El 18 de noviembre del pasado año, la ministra de Cultura, Elizabeth Fonseca, había participado en otra protesta, esta vez ante la Asamblea Legislativa, para exigir que no se recortara el presupuesto de su cartera, como parte de una serie de medidas de contención del gasto que discutían los diputados. Junto a otros funcionarios del Ministerio, se unió a un grupo de artistas y promotores culturales, en un acto público que tuvo un desenlace reprobable: la pinta de grafitis en los muros del inmueble.

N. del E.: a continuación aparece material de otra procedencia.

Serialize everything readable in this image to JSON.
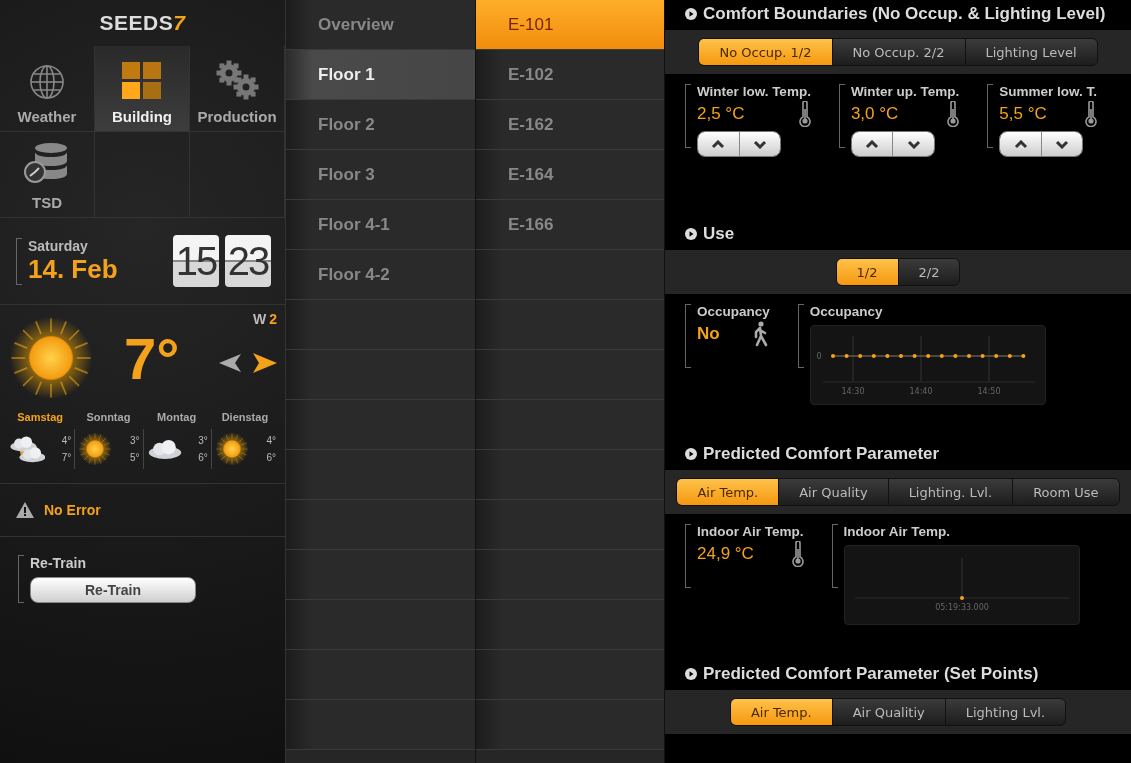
{
  "sidebar": {
    "logo": {
      "text": "SEEDS",
      "mark": "7"
    },
    "nav_tiles": [
      {
        "label": "Weather",
        "selected": false
      },
      {
        "label": "Building",
        "selected": true
      },
      {
        "label": "Production",
        "selected": false
      },
      {
        "label": "TSD",
        "selected": false
      }
    ],
    "date": {
      "weekday": "Saturday",
      "day": "14. Feb"
    },
    "clock": {
      "hours": "15",
      "minutes": "23"
    },
    "weather": {
      "temperature": "7°",
      "wind_label": "W",
      "wind_value": "2",
      "forecast": [
        {
          "day": "Samstag",
          "selected": true,
          "kind": "partly-cloudy",
          "upper": "4°",
          "lower": "7°"
        },
        {
          "day": "Sonntag",
          "selected": false,
          "kind": "sunny",
          "upper": "3°",
          "lower": "5°"
        },
        {
          "day": "Montag",
          "selected": false,
          "kind": "cloudy",
          "upper": "3°",
          "lower": "6°"
        },
        {
          "day": "Dienstag",
          "selected": false,
          "kind": "sunny",
          "upper": "4°",
          "lower": "6°"
        }
      ]
    },
    "status": {
      "text": "No Error"
    },
    "retrain": {
      "label": "Re-Train",
      "button": "Re-Train"
    }
  },
  "floors": [
    {
      "label": "Overview",
      "selected": false
    },
    {
      "label": "Floor 1",
      "selected": true
    },
    {
      "label": "Floor 2",
      "selected": false
    },
    {
      "label": "Floor 3",
      "selected": false
    },
    {
      "label": "Floor 4-1",
      "selected": false
    },
    {
      "label": "Floor 4-2",
      "selected": false
    }
  ],
  "rooms": [
    {
      "label": "E-101",
      "selected": true
    },
    {
      "label": "E-102",
      "selected": false
    },
    {
      "label": "E-162",
      "selected": false
    },
    {
      "label": "E-164",
      "selected": false
    },
    {
      "label": "E-166",
      "selected": false
    }
  ],
  "details": {
    "sections": [
      {
        "title": "Comfort Boundaries (No Occup. & Lighting Level)",
        "tabs": [
          {
            "label": "No Occup. 1/2",
            "selected": true
          },
          {
            "label": "No Occup. 2/2",
            "selected": false
          },
          {
            "label": "Lighting Level",
            "selected": false
          }
        ],
        "fields": [
          {
            "kind": "stepper",
            "label": "Winter low. Temp.",
            "value": "2,5 °C"
          },
          {
            "kind": "stepper",
            "label": "Winter up. Temp.",
            "value": "3,0 °C"
          },
          {
            "kind": "stepper",
            "label": "Summer low. T.",
            "value": "5,5 °C"
          }
        ]
      },
      {
        "title": "Use",
        "tabs": [
          {
            "label": "1/2",
            "selected": true
          },
          {
            "label": "2/2",
            "selected": false
          }
        ],
        "fields": [
          {
            "kind": "occupancy",
            "label": "Occupancy",
            "value": "No"
          }
        ],
        "chart": {
          "label": "Occupancy",
          "kind": "flat-line",
          "y_tick_label": "0",
          "tick_labels": [
            "14:30",
            "14:40",
            "14:50"
          ]
        }
      },
      {
        "title": "Predicted Comfort Parameter",
        "tabs": [
          {
            "label": "Air Temp.",
            "selected": true
          },
          {
            "label": "Air Quality",
            "selected": false
          },
          {
            "label": "Lighting. Lvl.",
            "selected": false
          },
          {
            "label": "Room Use",
            "selected": false
          }
        ],
        "fields": [
          {
            "kind": "reading",
            "label": "Indoor Air Temp.",
            "value": "24,9 °C"
          }
        ],
        "chart": {
          "label": "Indoor Air Temp.",
          "kind": "single-point",
          "tick_labels": [
            "05:19:33.000"
          ]
        }
      },
      {
        "title": "Predicted Comfort Parameter (Set Points)",
        "tabs": [
          {
            "label": "Air Temp.",
            "selected": true
          },
          {
            "label": "Air Qualitiy",
            "selected": false
          },
          {
            "label": "Lighting Lvl.",
            "selected": false
          }
        ]
      }
    ]
  }
}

Para ese entonces, la ministra ya se había retirado.

Al participar en ambas manifestaciones, tanto Fonseca como Gutiérrez ejercieron sus derechos de reunión y expresión, garantizados por declaraciones y convenciones internacionales de derechos humanos, y consagrados, respectivamente, por los artículos 26 y 29 de la Constitución Política. Por tanto, como simples ciudadanos, no hay nada que reprochar a sus actos.

Ocurre, sin embargo, que ambos son ministros; es decir, altos representantes del Poder Ejecutivo. Por tanto, de ellos y de sus colegas esperamos, entre otras cosas, prudencia en sus conductas, y respeto hacia la dignidad y los ámbitos de autonomía y decisión que corresponden a los otros poderes del Estado: en el primer caso, al Judicial; en el segundo, al Legislativo. Desde esta perspectiva, su participación en ambas protestas fue inadecuada e inconveniente, y justifica la incomodidad de los representantes de los otros poderes, que se sintieron afectados.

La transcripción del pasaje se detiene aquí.